At a panel discussion on the banking industry I attended a few months ago, someone asked if it was possible to attract talent to senior positions without the promise of high, guaranteed bonuses. A senior HR executive from one of the major corporate banks and an academic both answered, quite confidently, that they thought it was. Bonuses, they agreed, could be much less than they currently are and banks would still attract top talent. The academic even said that talented people are not particularly motivated by money, but by the cut and thrust of deal-making. They want to be in the thick of big M&A activity. It’s a myth that the banks need to pay big bucks in order to stop top talent from joining other industries.
I asked why the banks didn’t bring their bonuses to a level that the rest of society would find reasonable. The answer was that none of the big players had the guts to try it. In other words, they were frightened of losing talent not to other sectors but to each other. If one bank blinks the talent will not be interested in joining and eventually what talent they have will disappear. If so, then there’s no question that the only way to deal with the matter is at the industry, if not, governmental level.
It has been proved many times that a strategy based around providing the best possible work experience is a more effective way to retain talent than paying the most. Indeed it was proved just last week by my friends at Goodman Masson, the finance industry recruiters. Their staff turnover level is well below 20% in an industry where average turnover exceeds 30%. A four point approach won Goodman Masson the coveted Great Place to Work award for Best Workplace in the medium size business category, and those four points are 1) Giving employees the tools and infrastructure to do their job well, 2) Giving them opportunities to develop professionally, 3) Paying them well and correctly, and 4) Giving them an environment they won’t want to leave. (Click here for the full report).

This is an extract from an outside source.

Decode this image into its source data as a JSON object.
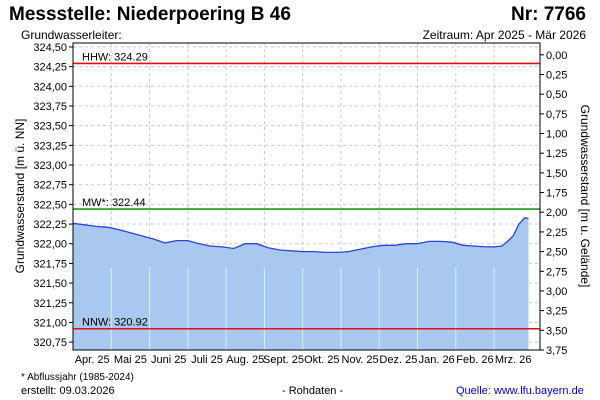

Note that the third point does not talk about excessively high pay, but it does suggest that Goodman Masson aim to be competitive with pay. They recognise that while remuneration is an important factor in staff retention, it’s not sustainable as the only tool in the box, because all it takes is for a competitor to offer more for the strategy to fall flat on its face. It’s the rest of the package that’s really important because that’s what creates the culture required that stops people wanting to leave. You will never build engagement by throwing money at your staff. In fact the more you throw at them the more they understand that you don’t care about them, but that you are simply buying them. People like to feel loved.
Retention comes from engagement and commitment to the company. It’s about creating an environment with shared values and where people appreciate that the company cares about them.
Now it may well be the case that bankers are somehow different to everyone else and are only interested in money, but that’s not my experience. In my experience some bankers are perfectly decent and lovely people, and some are something that rhymes with “bankers”. In other words, they’re pretty much like anyone else.
Can banks change? That’s not looking likely given that they are still a very long way from understanding that a business can stand for something more in the world than profit. Goodman Masson stands for caring about its people. Their priority is not about constantly demanding improved results from their staff. As a result of this employee engagement is high and guess what – performance is constantly on the up.